Segmental duplications (i.e., highly homologous DNA fragments greater than 1 kb in length that are present within a genome at more than one site) are typically found in genome regions that are prone to rearrangements. A noticeable fraction of the human genome (∼5%) includes segmental duplications (or duplicons) that are assumed to play a number of vital roles in human evolution, human-specific adaptation, and genomic instability. Despite their importance for crucial events such as synaptogenesis, neuronal migration, and neocortical expansion, these segmental duplications continue to be rather poorly characterized. Of particular interest are the core duplicon gene (CDG) families, which are replicates sharing common "core" DNA among the randomly attached pieces and which expand along single chromosomes and might harbor newly acquired protein domains. Another important feature of proteins encoded by CDG families is their multifunctionality. Although it seems that these proteins might possess many characteristic features of intrinsically disordered proteins, to the best of our knowledge, a systematic investigation of the intrinsic disorder predisposition of the proteins encoded by core duplicon gene families has not been conducted yet.
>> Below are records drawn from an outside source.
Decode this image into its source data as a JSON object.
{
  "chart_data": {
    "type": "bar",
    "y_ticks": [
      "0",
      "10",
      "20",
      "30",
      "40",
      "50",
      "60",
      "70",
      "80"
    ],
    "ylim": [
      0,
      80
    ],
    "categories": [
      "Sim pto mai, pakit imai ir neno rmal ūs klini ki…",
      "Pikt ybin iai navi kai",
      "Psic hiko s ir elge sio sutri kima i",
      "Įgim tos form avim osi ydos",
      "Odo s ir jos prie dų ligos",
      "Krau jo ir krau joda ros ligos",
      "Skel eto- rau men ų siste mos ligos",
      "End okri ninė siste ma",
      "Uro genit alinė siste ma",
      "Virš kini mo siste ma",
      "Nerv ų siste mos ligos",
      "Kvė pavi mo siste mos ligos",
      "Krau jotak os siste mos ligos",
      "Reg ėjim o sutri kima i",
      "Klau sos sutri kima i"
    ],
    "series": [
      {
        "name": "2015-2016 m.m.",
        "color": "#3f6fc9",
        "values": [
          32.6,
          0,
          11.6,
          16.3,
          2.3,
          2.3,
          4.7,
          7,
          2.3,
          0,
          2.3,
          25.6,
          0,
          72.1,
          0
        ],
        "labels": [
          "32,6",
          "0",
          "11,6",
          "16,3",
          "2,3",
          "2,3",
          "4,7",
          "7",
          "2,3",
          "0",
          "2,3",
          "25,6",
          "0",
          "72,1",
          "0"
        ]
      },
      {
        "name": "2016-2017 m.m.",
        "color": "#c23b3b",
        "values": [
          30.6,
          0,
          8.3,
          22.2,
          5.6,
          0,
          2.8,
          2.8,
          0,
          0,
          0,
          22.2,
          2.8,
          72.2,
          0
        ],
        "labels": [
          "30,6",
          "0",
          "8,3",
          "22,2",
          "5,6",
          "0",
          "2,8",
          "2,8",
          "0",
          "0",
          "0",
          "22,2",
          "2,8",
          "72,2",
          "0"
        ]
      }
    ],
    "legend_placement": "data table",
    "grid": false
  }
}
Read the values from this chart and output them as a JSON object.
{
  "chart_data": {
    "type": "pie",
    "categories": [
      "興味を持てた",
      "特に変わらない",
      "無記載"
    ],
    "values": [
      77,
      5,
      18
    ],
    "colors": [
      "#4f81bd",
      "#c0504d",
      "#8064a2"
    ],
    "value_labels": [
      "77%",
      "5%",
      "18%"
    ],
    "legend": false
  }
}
To fill this gap and to determine the degree to which these proteins might be affected by intrinsic disorder, we analyzed a set of human proteins encoded by the members of 10 core duplicon gene families, such as , , , , , , , , , and . Our analysis revealed that the vast majority of these proteins are highly disordered, with their disordered regions often being utilized as means for the protein-protein interactions and/or targeted for numerous posttranslational modifications of different nature.
片段重复(即长度大于1 kb的高度同源DNA片段,在基因组中多个位点存在)通常存在于易于发生重排的基因组区域。人类基因组中相当一部分(约5%)包含片段重复(或重复子),据推测它们在人类进化、人类特异性适应和基因组不稳定性中发挥着许多重要作用。尽管它们对于诸如突触形成、神经元迁移和新皮质扩张等关键事件很重要,但这些片段重复的特征仍然相当不清楚。特别令人感兴趣的是核心重复子基因(CDG)家族,它们是在随机连接的片段之间共享共同“核心”DNA的复制体,沿着单条染色体扩展,可能含有新获得的蛋白质结构域。CDG家族编码的蛋白质的另一个重要特征是它们的多功能性。虽然这些蛋白质似乎可能具有许多内在无序蛋白质的特征,但据我们所知,尚未对核心重复子基因家族编码的蛋白质的内在无序倾向进行系统研究。为了填补这一空白并确定这些蛋白质可能受内在无序影响的程度,我们分析了由10个核心重复子基因家族成员编码的一组人类蛋白质,如 、 、 、 、 、 、 、 、 和 。我们的分析表明,这些蛋白质中的绝大多数高度无序,其无序区域经常被用作蛋白质-蛋白质相互作用的手段和/或针对多种不同性质的翻译后修饰。